Jan. 5th, 2006

elvendoll: (stills)
It totally hasn't sunk in that in a couple of days, I leave for almost 3 weeks. To go to a foreign country. Where I will spend 9 days with people I don't know and 8 more on my own.
Instead, I'm feeling twitchy about parts of my life that I'm forcing into "on hold" status - like looking for a place to move to in March and my new year's resolution. At least my grade finally posted, and the incomplete fiasco is finally totally done. It's nice to see that I brought up my GPA to 3.419 (after finishing my first year+ of college with a 2.76). I also looked at my transcript and was kinda shocked to see that this class (well, and moving cross country) kept me out of school for 4 sessions - if I'd taken a class for each one of those, I'd be within inches of graduating now.
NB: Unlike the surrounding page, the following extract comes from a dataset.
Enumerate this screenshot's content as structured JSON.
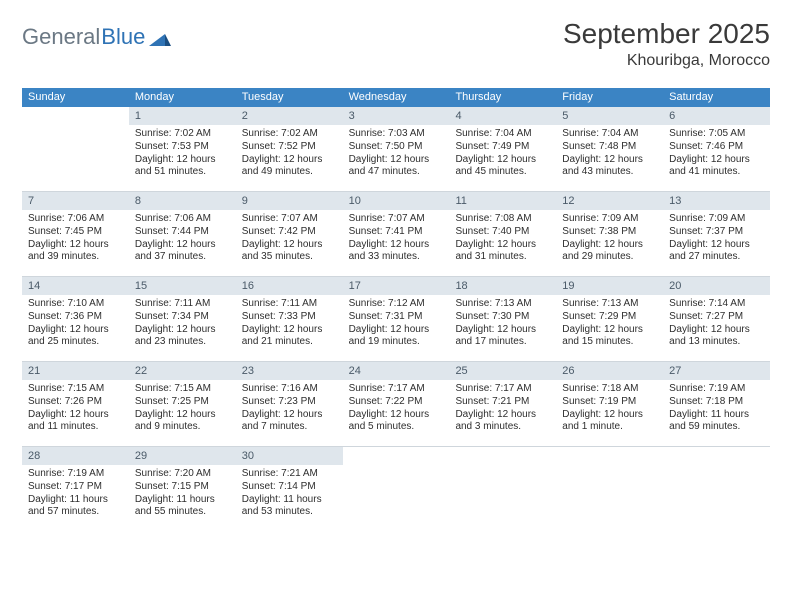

Due to a work snafu, [livejournal.com profile] sol3 can't come play with me tonight, and in the grand scheme of things, I think that's the universe telling me to lay low and actually pack and get stuff done at home tonight. I'm going to listen, but a part of me feels a compulsive need to spend time out and about before disappearing for so long.
Amusingly enough, I broke the sole to one of my most-worn pairs of boots last night. Tonight should also feature an adventure in trying to find a place that'll fix it by tomorrow.

Apparently, I'm also feeling scattered, because I had more thoughts, and now they're gone.